As Nações Unidas e o dilema do poder no feminino
Numa era em que tanto se fala dos temas da paridade — algo que o próprio secretário-geral das Nações Unidas, António Guterres, se propôs a defender e avançar ainda durante o primeiro mandato — e da representação e participação das mulheres na política, falta ainda ao mundo dar o próximo passo.
No passado dia 27 de Setembro de 2021, os debates da 76.ª sessão da Assembleia Geral da Organização das Nações Unidas (AGNU) chegaram ao fim. Numa sessão fortemente marcada pela necessidade de construir um sistema internacional mais resiliente no pós-pandemia e pelas crises climática, do Afeganistão e dos submarinos (entre a França, a Austrália, os Estados Unidos e o Reino Unido), cerca de 150 chefes de Estado e de Governo endereçaram, presencial ou virtualmente, a Assembleia. A sensação de normalidade regressou à sede da maior organização internacional do mundo — e, com ela, uma questão quase tão antiga (e pertinente) quanto a própria ONU: onde estão as mulheres?
Desde a sua concepção que as Nações Unidas e os Estados que a compõem pecam pela falta de mulheres em lugares de decisão. Dos 800 delegados presentes para a assinatura da Carta das Nações Unidas, durante a Conferência de São Francisco (Estados Unidos) em 1945, apenas oito eram mulheres; e, dos 50 países representados, somente 30 lhes garantiam direito de voto. Depois de muitos avanços, recuos e escândalos, a ONU mantém-se como o porta-estandarte da protecção dos direitos humanos a nível mundial — mas tem ainda muito caminho a percorrer em termos de direitos e representação feminina. Em toda a história da Assembleia Geral, segundo a ONU Mulheres, apenas quatro mulheres foram eleitas como Presidente; e, em pleno 2021, segundo a Associated Press, apenas 13 — menos de 10% dos líderes mundiais representados — falaram perante a Assembleia, mais quatro do que na sessão anterior. De momento, dos 193 Estados-membros da ONU, só 24 têm uma mulher como chefe de Estado ou de Governo; e a própria organização nunca teve uma secretária-geral — ainda que, em 2016, Irina Bokova da Bulgária, antiga directora-geral da UNESCO, e Helen Clark da Nova Zelândia, antiga primeira-ministra, tivessem chegado à ronda final para a selecção do 9.º secretário-geral da organização.
Numa era em que tanto se fala dos temas da paridade — algo que o próprio secretário-geral das Nações Unidas, António Guterres, se propôs a defender e avançar ainda durante o primeiro mandato — e da representação e participação das mulheres na política, falta ainda ao mundo dar o próximo passo.
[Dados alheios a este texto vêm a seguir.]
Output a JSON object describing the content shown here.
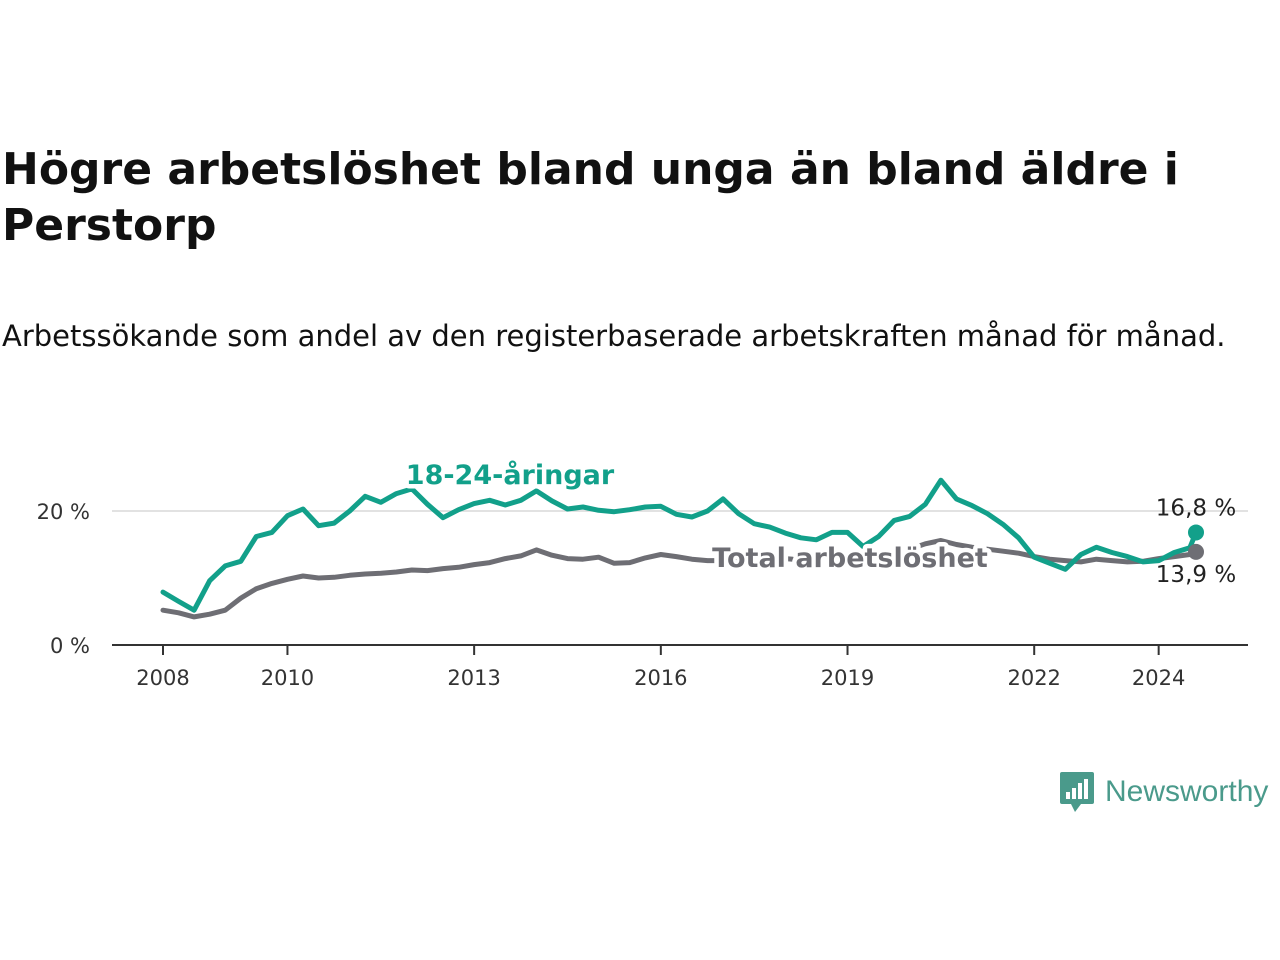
{
  "title": "Högre arbetslöshet bland unga än bland äldre i Perstorp",
  "subtitle": "Arbetssökande som andel av den registerbaserade arbetskraften månad för månad.",
  "brand": {
    "name": "Newsworthy",
    "icon": "newsworthy-logo-icon",
    "color": "#4a9a8b"
  },
  "chart_data": {
    "type": "line",
    "title": "Högre arbetslöshet bland unga än bland äldre i Perstorp",
    "xlabel": "",
    "ylabel": "",
    "xlim": [
      2008,
      2025
    ],
    "ylim": [
      0,
      25
    ],
    "x_ticks": [
      {
        "value": 2008,
        "label": "2008"
      },
      {
        "value": 2010,
        "label": "2010"
      },
      {
        "value": 2013,
        "label": "2013"
      },
      {
        "value": 2016,
        "label": "2016"
      },
      {
        "value": 2019,
        "label": "2019"
      },
      {
        "value": 2022,
        "label": "2022"
      },
      {
        "value": 2024,
        "label": "2024"
      }
    ],
    "y_ticks": [
      {
        "value": 0,
        "label": "0 %"
      },
      {
        "value": 20,
        "label": "20 %"
      }
    ],
    "grid": true,
    "series": [
      {
        "name": "18-24-åringar",
        "label": "18-24-åringar",
        "color": "#12a08a",
        "end_label": "16,8 %",
        "points": [
          [
            2008.0,
            7.9
          ],
          [
            2008.25,
            6.5
          ],
          [
            2008.5,
            5.2
          ],
          [
            2008.75,
            9.6
          ],
          [
            2009.0,
            11.8
          ],
          [
            2009.25,
            12.5
          ],
          [
            2009.5,
            16.2
          ],
          [
            2009.75,
            16.8
          ],
          [
            2010.0,
            19.3
          ],
          [
            2010.25,
            20.3
          ],
          [
            2010.5,
            17.8
          ],
          [
            2010.75,
            18.2
          ],
          [
            2011.0,
            20.0
          ],
          [
            2011.25,
            22.2
          ],
          [
            2011.5,
            21.3
          ],
          [
            2011.75,
            22.6
          ],
          [
            2012.0,
            23.3
          ],
          [
            2012.25,
            21.0
          ],
          [
            2012.5,
            19.0
          ],
          [
            2012.75,
            20.2
          ],
          [
            2013.0,
            21.1
          ],
          [
            2013.25,
            21.6
          ],
          [
            2013.5,
            20.9
          ],
          [
            2013.75,
            21.6
          ],
          [
            2014.0,
            23.0
          ],
          [
            2014.25,
            21.5
          ],
          [
            2014.5,
            20.3
          ],
          [
            2014.75,
            20.6
          ],
          [
            2015.0,
            20.1
          ],
          [
            2015.25,
            19.9
          ],
          [
            2015.5,
            20.2
          ],
          [
            2015.75,
            20.6
          ],
          [
            2016.0,
            20.7
          ],
          [
            2016.25,
            19.5
          ],
          [
            2016.5,
            19.1
          ],
          [
            2016.75,
            20.0
          ],
          [
            2017.0,
            21.8
          ],
          [
            2017.25,
            19.6
          ],
          [
            2017.5,
            18.1
          ],
          [
            2017.75,
            17.6
          ],
          [
            2018.0,
            16.7
          ],
          [
            2018.25,
            16.0
          ],
          [
            2018.5,
            15.7
          ],
          [
            2018.75,
            16.8
          ],
          [
            2019.0,
            16.8
          ],
          [
            2019.25,
            14.7
          ],
          [
            2019.5,
            16.2
          ],
          [
            2019.75,
            18.6
          ],
          [
            2020.0,
            19.2
          ],
          [
            2020.25,
            21.0
          ],
          [
            2020.5,
            24.6
          ],
          [
            2020.75,
            21.8
          ],
          [
            2021.0,
            20.8
          ],
          [
            2021.25,
            19.6
          ],
          [
            2021.5,
            18.0
          ],
          [
            2021.75,
            16.0
          ],
          [
            2022.0,
            13.1
          ],
          [
            2022.25,
            12.2
          ],
          [
            2022.5,
            11.3
          ],
          [
            2022.75,
            13.5
          ],
          [
            2023.0,
            14.6
          ],
          [
            2023.25,
            13.8
          ],
          [
            2023.5,
            13.2
          ],
          [
            2023.75,
            12.4
          ],
          [
            2024.0,
            12.6
          ],
          [
            2024.25,
            13.8
          ],
          [
            2024.5,
            14.5
          ],
          [
            2024.6,
            16.8
          ]
        ]
      },
      {
        "name": "Total arbetslöshet",
        "label": "Total arbetslöshet",
        "color": "#6e6e74",
        "end_label": "13,9 %",
        "points": [
          [
            2008.0,
            5.2
          ],
          [
            2008.25,
            4.8
          ],
          [
            2008.5,
            4.2
          ],
          [
            2008.75,
            4.6
          ],
          [
            2009.0,
            5.2
          ],
          [
            2009.25,
            7.0
          ],
          [
            2009.5,
            8.4
          ],
          [
            2009.75,
            9.2
          ],
          [
            2010.0,
            9.8
          ],
          [
            2010.25,
            10.3
          ],
          [
            2010.5,
            10.0
          ],
          [
            2010.75,
            10.1
          ],
          [
            2011.0,
            10.4
          ],
          [
            2011.25,
            10.6
          ],
          [
            2011.5,
            10.7
          ],
          [
            2011.75,
            10.9
          ],
          [
            2012.0,
            11.2
          ],
          [
            2012.25,
            11.1
          ],
          [
            2012.5,
            11.4
          ],
          [
            2012.75,
            11.6
          ],
          [
            2013.0,
            12.0
          ],
          [
            2013.25,
            12.3
          ],
          [
            2013.5,
            12.9
          ],
          [
            2013.75,
            13.3
          ],
          [
            2014.0,
            14.2
          ],
          [
            2014.25,
            13.4
          ],
          [
            2014.5,
            12.9
          ],
          [
            2014.75,
            12.8
          ],
          [
            2015.0,
            13.1
          ],
          [
            2015.25,
            12.2
          ],
          [
            2015.5,
            12.3
          ],
          [
            2015.75,
            13.0
          ],
          [
            2016.0,
            13.5
          ],
          [
            2016.25,
            13.2
          ],
          [
            2016.5,
            12.8
          ],
          [
            2016.75,
            12.6
          ],
          [
            2017.0,
            12.6
          ],
          [
            2017.25,
            12.4
          ],
          [
            2017.5,
            12.6
          ],
          [
            2017.75,
            12.8
          ],
          [
            2018.0,
            12.9
          ],
          [
            2018.25,
            12.7
          ],
          [
            2018.5,
            12.9
          ],
          [
            2018.75,
            13.1
          ],
          [
            2019.0,
            13.3
          ],
          [
            2019.25,
            13.4
          ],
          [
            2019.5,
            13.6
          ],
          [
            2019.75,
            13.8
          ],
          [
            2020.0,
            14.3
          ],
          [
            2020.25,
            15.1
          ],
          [
            2020.5,
            15.6
          ],
          [
            2020.75,
            15.0
          ],
          [
            2021.0,
            14.6
          ],
          [
            2021.25,
            14.3
          ],
          [
            2021.5,
            14.0
          ],
          [
            2021.75,
            13.7
          ],
          [
            2022.0,
            13.2
          ],
          [
            2022.25,
            12.8
          ],
          [
            2022.5,
            12.6
          ],
          [
            2022.75,
            12.4
          ],
          [
            2023.0,
            12.8
          ],
          [
            2023.25,
            12.6
          ],
          [
            2023.5,
            12.4
          ],
          [
            2023.75,
            12.5
          ],
          [
            2024.0,
            12.9
          ],
          [
            2024.25,
            13.2
          ],
          [
            2024.5,
            13.5
          ],
          [
            2024.6,
            13.9
          ]
        ]
      }
    ]
  }
}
Ao endereçar o Conselho de Segurança durante a 76.ª sessão da AGNU, Kersti Kaljulaid, presidente da Estónia, realçou que “não é possível haver democracia, segurança ou desenvolvimento sem uma metade da humanidade”, referindo-se às mulheres e à sua vulnerabilidade no contexto mundial actual. Tal vulnerabilidade torna-se (ainda mais) grave quando o impacto de crises como a da covid-19 não é “neutro em género” e afecta desproporcionalmente mais as pessoas que se identificam como sendo do sexo feminino, especialmente no que diz respeito à violência contra mulheres e crianças, um dos grandes temas debatidos durante a sessão de 2020, com António Guterres a denominá-la “uma guerra oculta contra as mulheres”.
Ainda que toldado pela pandemia da covid-19, para as Nações Unidas, 2020 foi, sem dúvida, um ano de comemorações no que diz respeito aos direitos da mulher. Para além dos 75 anos da ONU, em Setembro, celebraram-se os 25 anos da Declaração e da Plataforma de Acção de Pequim, que, aprovadas consensualmente pelos Estados-membros da ONU, visavam garantir que existiria igualdade de género em todos os programas e políticas da organização; e, em Outubro, os 20 anos da adopção da Resolução 1325 do Conselho de Segurança sobre o papel das mulheres na prevenção e resolução de conflitos.
No entanto, agora, volvido um ano, a questão das mulheres volta a ser relegada para segundo plano, sendo somente referida a par da recuperação económica sustentável e inclusiva, nomeadamente na promoção de emprego para jovens (e mulheres). Passada toda a pompa e circunstância das comemorações, parece que a importância dos problemas das mulheres voltou à nota de rodapé (ou a um outro patamar igualmente recôndito, escondido). Aqui, a questão de quão benéfica seria uma maior representatividade e participação feminina na organização — e, indo mesmo mais longe, a de como seria se os Estados-membros que nela participam aplicassem políticas feministas tanto externa como internamente — urge. Por isso, uma vez mais, o mundo questiona-se: onde estão as (políticas das e para as) mulheres?